Do rol de paradoxos ou ambivalências responsáveis por nossa agonia (ou sintomáticas dela) no século XXI, está o orgulho de promover a atrofia da capacidade imaginativa em razão da colonização da mente pelo mundo tecnológico (nenhuma criança precisa imaginar as cenas que ilustravam antigas brincadeiras se os tablets, games e televisores permanentemente o fazem) e, ao mesmo tempo, pregar a nostalgia da “imaginação no poder”, um dos lemas do desventurado Maio de 68. 

Trata-se de um sistema de retroalimentação: a imaginação do vanguardismo niilista de Paris e de Sorbonne em 68 foi, na verdade, uma das causadoras da aniquilação tecnológica da imaginação, porque minou a resistência familiar à desordem (digamos, reiterando a crítica de textos anteriores) liberal; esta última, por sua vez, esvaziou as almas do conteúdo cristão para que a semente da revolta socialista/comunista germinasse, conforme explica Pio XI na Divini Redemptoris de 1937 (mesmo o liberal José Guilherme Merquior apontava, embora erroneamente quanto à origem, a relação entre o liberalismo e a crise da noção cristã de Summum Bonum). 

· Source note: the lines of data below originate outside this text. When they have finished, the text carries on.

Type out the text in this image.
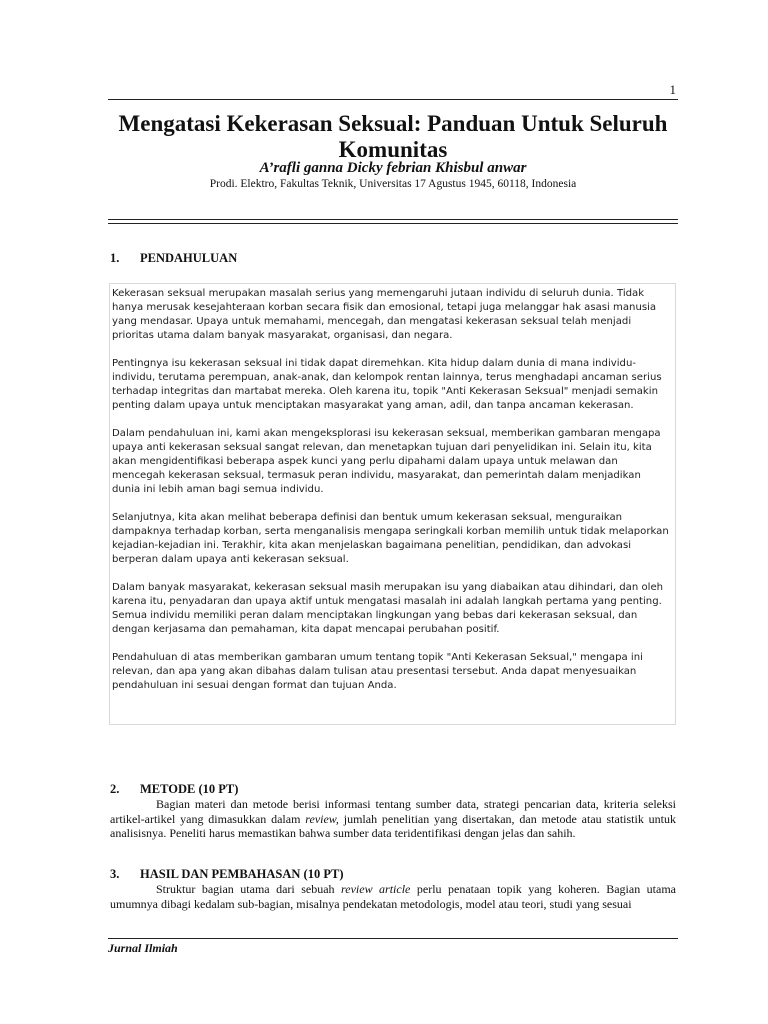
1
Mengatasi Kekerasan Seksual: Panduan Untuk Seluruh Komunitas
A’rafli ganna Dicky febrian Khisbul anwar
Prodi. Elektro, Fakultas Teknik, Universitas 17 Agustus 1945, 60118, Indonesia
1. PENDAHULUAN

Kekerasan seksual merupakan masalah serius yang memengaruhi jutaan individu di seluruh dunia. Tidak hanya merusak kesejahteraan korban secara fisik dan emosional, tetapi juga melanggar hak asasi manusia yang mendasar. Upaya untuk memahami, mencegah, dan mengatasi kekerasan seksual telah menjadi prioritas utama dalam banyak masyarakat, organisasi, dan negara.

Pentingnya isu kekerasan seksual ini tidak dapat diremehkan. Kita hidup dalam dunia di mana individu-individu, terutama perempuan, anak-anak, dan kelompok rentan lainnya, terus menghadapi ancaman serius terhadap integritas dan martabat mereka. Oleh karena itu, topik "Anti Kekerasan Seksual" menjadi semakin penting dalam upaya untuk menciptakan masyarakat yang aman, adil, dan tanpa ancaman kekerasan.

Dalam pendahuluan ini, kami akan mengeksplorasi isu kekerasan seksual, memberikan gambaran mengapa upaya anti kekerasan seksual sangat relevan, dan menetapkan tujuan dari penyelidikan ini. Selain itu, kita akan mengidentifikasi beberapa aspek kunci yang perlu dipahami dalam upaya untuk melawan dan mencegah kekerasan seksual, termasuk peran individu, masyarakat, dan pemerintah dalam menjadikan dunia ini lebih aman bagi semua individu.

Selanjutnya, kita akan melihat beberapa definisi dan bentuk umum kekerasan seksual, menguraikan dampaknya terhadap korban, serta menganalisis mengapa seringkali korban memilih untuk tidak melaporkan kejadian-kejadian ini. Terakhir, kita akan menjelaskan bagaimana penelitian, pendidikan, dan advokasi berperan dalam upaya anti kekerasan seksual.

Dalam banyak masyarakat, kekerasan seksual masih merupakan isu yang diabaikan atau dihindari, dan oleh karena itu, penyadaran dan upaya aktif untuk mengatasi masalah ini adalah langkah pertama yang penting. Semua individu memiliki peran dalam menciptakan lingkungan yang bebas dari kekerasan seksual, dan dengan kerjasama dan pemahaman, kita dapat mencapai perubahan positif.

Pendahuluan di atas memberikan gambaran umum tentang topik "Anti Kekerasan Seksual," mengapa ini relevan, dan apa yang akan dibahas dalam tulisan atau presentasi tersebut. Anda dapat menyesuaikan pendahuluan ini sesuai dengan format dan tujuan Anda.

2. METODE (10 PT)

Bagian materi dan metode berisi informasi tentang sumber data, strategi pencarian data, kriteria seleksi artikel-artikel yang dimasukkan dalam review, jumlah penelitian yang disertakan, dan metode atau statistik untuk analisisnya. Peneliti harus memastikan bahwa sumber data teridentifikasi dengan jelas dan sahih.

3. HASIL DAN PEMBAHASAN (10 PT)

Struktur bagian utama dari sebuah review article perlu penataan topik yang koheren. Bagian utama umumnya dibagi kedalam sub-bagian, misalnya pendekatan metodologis, model atau teori, studi yang sesuai

Jurnal Ilmiah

Querem um exemplo? O grande jurista espanhol Miguel Ayuso nos mostra a curiosa relação causal entre o antinatalismo e o pensamento de autores como David Ricardo (que dizia que o estado deveria reprimir a ação caritativa da Igreja, porque contribuía com a procriação dos pobres). Não por acaso, Wilhelm Reich, um dos pais da revolução sexual, afirmou em 1949 que os EUA eram um paraíso da liberdade sexual. Com efeito, as teorias sociais atuais mais esdrúxulas não provêm de Cuba ou da Coreia do Norte e sim das universidades americanas. 

Para tristeza dos nossos otimistas, diga-se de passagem, é falso asseverar que a imaginação destruída cede necessariamente espaço à inteligência; estas não são inversamente proporcionais, isto é, ambas podem ser perfeita e simultaneamente destruídas. 

De toda forma, conjugam-se atualmente a massa opinante esquerdista e as benesses da economia global (não mais a administração da escassez e sim o que Aristóteles chamaria crematística, uma espécie de enfermidade utópica da economia) para nos impor um novo tipo de totalitarismo da transparência

O totalitarismo não se distingue pela violência ostensiva, mas pelo exercício de um poder ideológico-político arbitrário e socialmente onipresente; sob tal regime, não há distinção efetiva entre público e privado, já que o poder central observa e controla todos os passos dos cidadãos em nome de um ideal impossível. 

A constante exposição pública de temas naturalmente privados (como o sexo) é sinal de “maturidade” civilizacional ou um subterfúgio, uma desculpa para a naturalização do espírito totalitário? 

Uma das origens intelectuais da transparência como imperativo totalitário está sem dúvida em Jean-Jacques Rousseau. Para ele, é preciso que cada um revele toute la vérité de la nature -- a verdade natural intacta de um coração feito de cristal, translúcido, a ser vigiado por todos. Daí sua predileção por cidades pequenas, onde o cidadão está sempre sob os olhares dos outros e a “política pode controlá-los”, explica na Carta a d’Alembert, de 1758; o fundamento da doutrina moral que pode substituir a todos os demais, completa, é: “não faça e não diga nada que o mundo inteiro não possa ver ou ouvir. Eu, por meu turno, sempre tive em grande estima aquele romano que desejava que sua casa fosse edificada de tal modo que todos pudessem ver o que ali se passasse” (Júlia ou a Nova Heloísa, 1761). A transparência não teria um acento cognitivo e sim moral. 

Esse acento, hoje, quando se defende estarmos na era post-privacy, assume-se como uniformização dos indivíduos, aplainamento igualitário que desconsidera qualquer resistência: o passo seguinte do apelo totalitário e de transparência excessiva é, em função do igualitarismo, a “exigência de emoções públicas”, o regime de virtue signalling, para compor o nosso espetáculo de incontinência emocional e vilania política. Ser vítima, por exemplo, condição historicamente desprezada, passou a ser lucrativo. 

Não são poucos os contribuintes à causa. Recentemente, o ator americano Ryan Reynolds foi mais um a se ajoelhar ante o tribunal da consciência pública. Em 2018, após elogiar o filme Pantera Negra, Reynolds foi acusado de hipocrisia por ter casado em 2012 com a atriz Blake Lively em Boone Hall, Carolina do Sul, uma antiga plantação onde 85 pessoas haviam sido escravizadas, parece, entre 1790 e 1810. Reynolds e esposa, claro, penitenciaram-se. Boone Hall deve ter-se tornado um local amaldiçoado, quem sabe? 

Afinal, a idolatria de estimação contemporânea sonha que é menos redentor deparar com pecados reais para se arrepender deles do que com imaginários.